Eastman'ın bu buluşu, sinema tarihi açısından çok önemliydi çünkü bu filmler olmadan sinemanın ortaya çıkması düşünülemezdi. Edison bu filmlerden yararlanarak, önce seri fotoğraflar çeken "kinetograph" adında bir alıcı makine;; sonra da çekilen seri hâlindeki fotoğrafları göstermek için "kinetoscape" adı verdiği başka bir aygıt yaptı (1890).

Kinetoskopu basit bir şekilde tanımlamak gerekirse, bir yanında bir mercek bulunan bir kutu vardır. Bu kutunun içinde, merceğin önünden filmler geçirilir. Filmin arkasında da bir ışık yanar. İlk makineler saniyede 48 resim geçirirdi. Ancak, kinetoskop tam bir "gösterici" değildi.

Yansıtılan resimler sadece bir seyircinin bakabildiği özel bir izleme aygıtından izlenebiliyordu.Edison'un vardığı en önemli sonuç,üzerine çok kısa aralıklarla fotoğraf çekilebilen bir fotoğraf filmi kullanmasıdır.

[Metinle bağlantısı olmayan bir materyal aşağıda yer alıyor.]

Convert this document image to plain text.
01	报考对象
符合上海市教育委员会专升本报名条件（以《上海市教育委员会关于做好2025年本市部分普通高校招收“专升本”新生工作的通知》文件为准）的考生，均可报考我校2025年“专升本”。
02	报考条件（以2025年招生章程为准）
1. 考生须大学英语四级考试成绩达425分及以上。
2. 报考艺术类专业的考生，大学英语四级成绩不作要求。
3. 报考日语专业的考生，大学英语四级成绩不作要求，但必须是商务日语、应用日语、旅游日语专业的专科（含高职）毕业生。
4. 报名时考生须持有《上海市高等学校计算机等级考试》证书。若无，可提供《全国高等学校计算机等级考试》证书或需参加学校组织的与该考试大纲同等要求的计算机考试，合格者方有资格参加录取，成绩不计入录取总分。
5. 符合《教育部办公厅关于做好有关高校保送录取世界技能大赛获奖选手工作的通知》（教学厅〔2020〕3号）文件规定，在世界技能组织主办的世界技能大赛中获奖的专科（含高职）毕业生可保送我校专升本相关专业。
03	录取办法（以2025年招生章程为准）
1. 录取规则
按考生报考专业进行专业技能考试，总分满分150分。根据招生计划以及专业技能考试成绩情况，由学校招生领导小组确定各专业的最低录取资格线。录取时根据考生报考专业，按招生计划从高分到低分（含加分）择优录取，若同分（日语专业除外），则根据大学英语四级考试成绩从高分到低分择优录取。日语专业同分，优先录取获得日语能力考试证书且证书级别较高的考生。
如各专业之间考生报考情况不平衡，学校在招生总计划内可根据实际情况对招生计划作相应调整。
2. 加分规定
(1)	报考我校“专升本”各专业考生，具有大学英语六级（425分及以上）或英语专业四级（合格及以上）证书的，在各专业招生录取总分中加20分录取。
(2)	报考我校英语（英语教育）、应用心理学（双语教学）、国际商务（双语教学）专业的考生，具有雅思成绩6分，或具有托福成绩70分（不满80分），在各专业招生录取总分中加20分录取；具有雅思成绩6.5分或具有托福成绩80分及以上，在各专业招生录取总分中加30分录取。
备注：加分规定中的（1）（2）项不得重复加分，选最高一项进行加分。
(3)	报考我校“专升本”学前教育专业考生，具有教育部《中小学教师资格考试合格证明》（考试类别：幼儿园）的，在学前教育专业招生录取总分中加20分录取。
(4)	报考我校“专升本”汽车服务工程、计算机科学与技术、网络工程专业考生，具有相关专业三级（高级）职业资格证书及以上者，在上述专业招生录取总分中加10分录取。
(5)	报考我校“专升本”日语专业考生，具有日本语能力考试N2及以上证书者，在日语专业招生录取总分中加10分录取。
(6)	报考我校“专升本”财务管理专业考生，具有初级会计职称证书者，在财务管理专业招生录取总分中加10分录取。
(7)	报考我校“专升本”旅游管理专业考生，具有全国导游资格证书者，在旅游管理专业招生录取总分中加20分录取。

Hiç şüphesiz, bunu başarabilmesinde en önemli pay sahibi selüloit kayıt ortamlı fotoğraf filmlerini bulan George Eastman'dir.

Daha sonra, Thomas R. Lombard, Edison'un bu icadıyla ilgilenerek "çağın teknoloji harikasını" halka göstermek istedi. 1894 yılının nisan ayında Broadway'de ilk defa bir kinetoskop salonu açıldı. Bir makinede sadece bir kişi film izleyebildiği için, bu salona yan yana birçok kinetoskop makineleri yerleştirildi ve para ile halka film gösterilmeye başlandı. Aynı yılın sonlarına doğru Edison'un yaptığı bu makineler satışa sunuldu ve birçok Avrupa ülkesine de ihraç edildi.

Vitascope

Edison, kinetoskopta görülen şeyleri perdeye aktarmak için çalışırken, Washington'da Thomas Armat modern projeksiyonda kullanılan bir prensibi keşfetmeyi başardı. Armat'ın "vitascope" adı verdiği bu aygıt, her resmin objektif önünde bir an durmasını sağlıyordu.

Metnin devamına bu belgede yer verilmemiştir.